Y de repente, todo te ciega. Tu vida en sí es un conjunto de
reflejos que se iluminan en tu rostro. Un conjunto de aventuras vividas, malos
momentos… A veces, como en verano, esa época en la que no hay nada que hacer
salvo dormir, tomar el sol y bañarte en la piscina, salen a relucir dichos
momentos. ¿Por qué? Porque nuestra mente está vacía si no la llenamos de un
libro, música… o algo por el estilo.
Cuando miramos hacia atrás para iluminarnos con algunos de estos reflejos, pensamos “jamás volvería atrás, no volvería a vivir todo lo que he vivido”, siendo yo la primera que lo dice, y no es que mi vida haya sido cruel y dura, no, lo digo porque somos tan vagos que no nos apetece volver a pasar todo aquello, ¿o quizás lo decimos por otra razón?

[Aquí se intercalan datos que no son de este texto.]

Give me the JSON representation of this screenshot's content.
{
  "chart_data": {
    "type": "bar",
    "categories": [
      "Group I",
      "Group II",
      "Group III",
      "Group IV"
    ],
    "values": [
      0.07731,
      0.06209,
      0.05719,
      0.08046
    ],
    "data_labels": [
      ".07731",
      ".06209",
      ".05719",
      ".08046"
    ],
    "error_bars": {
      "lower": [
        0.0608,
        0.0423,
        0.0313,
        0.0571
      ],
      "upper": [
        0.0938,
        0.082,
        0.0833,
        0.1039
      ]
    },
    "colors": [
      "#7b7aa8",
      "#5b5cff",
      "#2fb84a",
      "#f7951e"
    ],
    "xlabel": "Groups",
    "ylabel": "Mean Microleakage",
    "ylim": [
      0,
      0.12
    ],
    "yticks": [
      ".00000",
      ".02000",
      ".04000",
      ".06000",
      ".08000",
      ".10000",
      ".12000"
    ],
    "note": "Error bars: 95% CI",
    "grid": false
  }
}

A lo mejor lo decimos porque queremos que todo quede en el lugar que quedó y no nos apetece mover ni una pieza de este puzzle que fue construido minuciosamente. El puzzle de nuestra vida.
Sin embargo, hay momentos en los que sí que te gustaría
volver a ser un niño, cuya única preocupación es encargarse de tener sus juguetes
a la vista y de no mancharse sus zapatos nuevos. Porque a veces da pena que ya
no tengamos esa frescura, esa vitalidad, que solíamos tener…
De todos modos, sigo diciendo que no quiero volver a vivir
todo lo vivido, prefiero guardar estos reflejos en una caja y de vez en cuando
abrirla para que algunos de ellos me iluminen.